Subarachnoid Hemorrhage: What to Do When Aneurysm Clipping or Coiling Does Not Achieve Complete Obliteration
Aneurysmal subarachnoid hemorrhage (aSAH) management involves a sequence of steps. When the primary aneurysm-securing procedure falls short of its goal, a structured next-line approach addresses the risks that remain — particularly the serious risk of secondary neurological injury in the days that follow.
The preceding intervention was early surgical clipping or endovascular coiling of the ruptured aneurysm. The target of that step — complete obliteration of the ruptured aneurysm — was not achieved. This protocol represents the defined next step following that outcome.
At this stage, management centres on the early initiation of a specific enteral agent directed at preventing cerebrovascular vasospasm and its consequences, combined with strategies to maintain appropriate intravascular fluid status. The full structured regimen — including timing, sequencing, and monitoring — is available through the protocol.
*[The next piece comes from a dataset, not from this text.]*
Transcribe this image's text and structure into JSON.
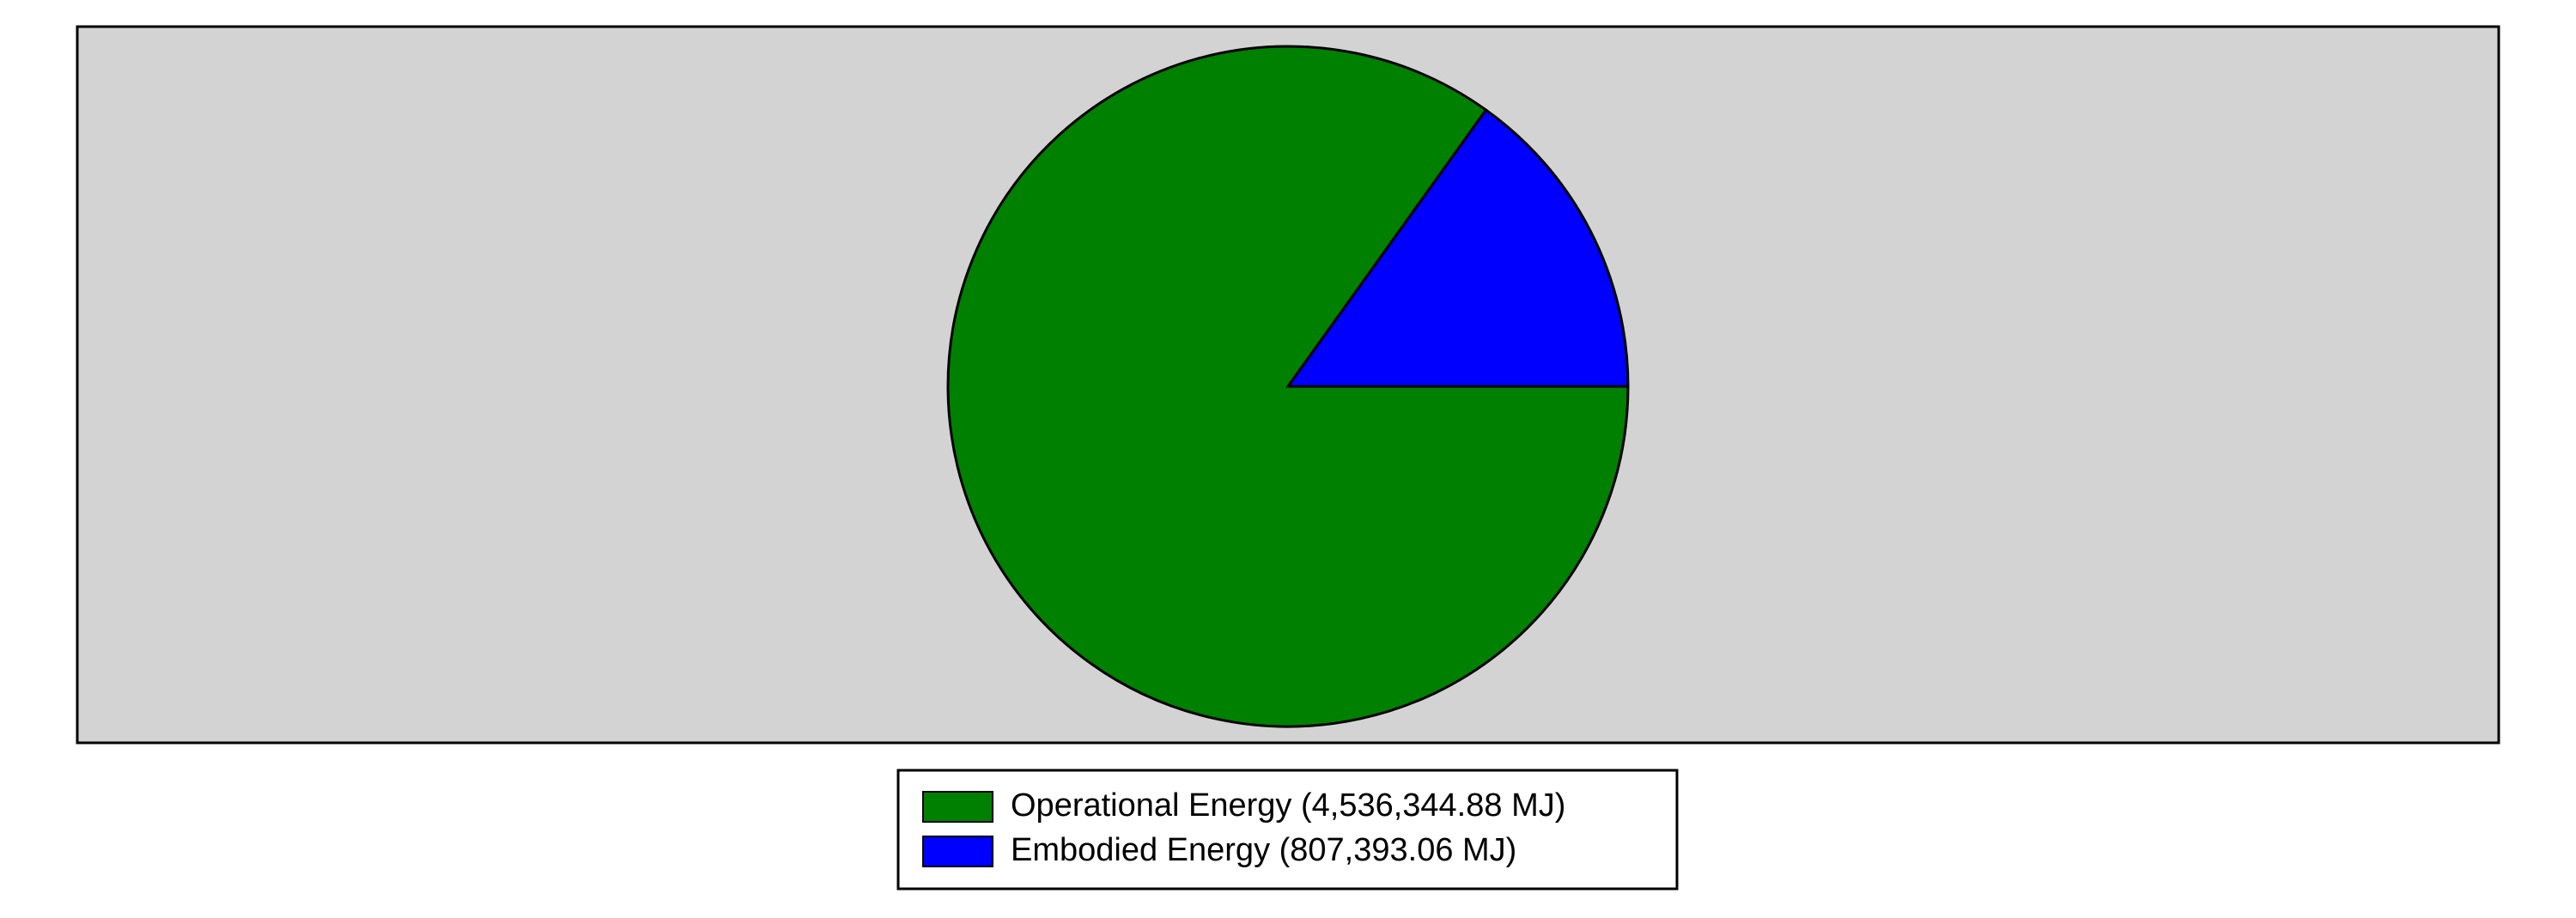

Prevention of delayed cerebral ischemia (DCI) throughout the vasospasm window — the period of highest secondary neurological risk after aSAH. DCI occurs in approximately 30% of patients, predominantly between days 4 and 14 after the initial bleed.
References
DOI: 10.1161/str.0000000000000436
- In patients with aSAH, early initiation of enteral nimodipine is beneficial in preventing DCI and improving functional outcomes.
- Continued enteral administration at a dose of 60 mg 6 times a day can be beneficial in preventing DCI and improving functional outcome, as originally published in the 1983 clinical trial and confirmed in a meta-analysis of 16 trials involving 3361 patients.
- In patients with aSAH, maintaining euvolemia can be beneficial in preventing DCI and improving functional outcomes.
- DCI occurs in ≈30% of patients, mostly between days 4 and 14 after aSAH.